Glossary - Stagflation

Stagflation is an economic condition combining stagnant economic growth, high unemployment, and high inflation. It represents a challenging scenario where the usual policy tools to combat inflation (tightening the money supply) can exacerbate unemployment, while those used to reduce unemployment (increasing money supply) can worsen inflation.

Also known as

  • Inflationary recession

Use cases examples

  • Economic Policy Reviews: The period of the 1970s in many advanced economies could be characterized by stagflation, wherein policymakers struggled to balance policies addressing simultaneously high inflation rates and rising unemployment.
  • Investment Strategy Reports: During stagflation, traditional investment paradigms are challenged, as both equity and bond markets can perform poorly due to sluggish economic growth and rising inflation rates.

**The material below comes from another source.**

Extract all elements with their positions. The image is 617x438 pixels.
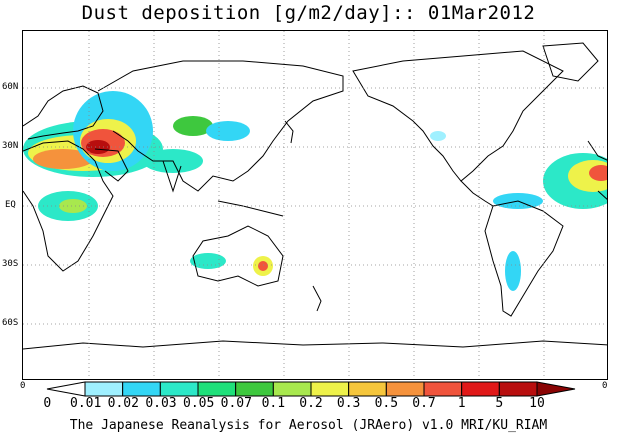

Considerations for investors

  • Investors should be wary of the impact of stagflation on portfolio companies, especially those reliant on discretionary consumer spending or with high operational leverage.
  • Diversification across asset classes and geographical regions becomes crucial, as stagflation may not impact all industries or regions equally.

Considerations for founders

  • Founders should prepare for increased costs of borrowing and potentially slower growth in consumer demand during periods of stagflation.
  • Cost management becomes even more critical in a stagflation environment, as revenues may grow more slowly while costs, especially for raw materials, may increase.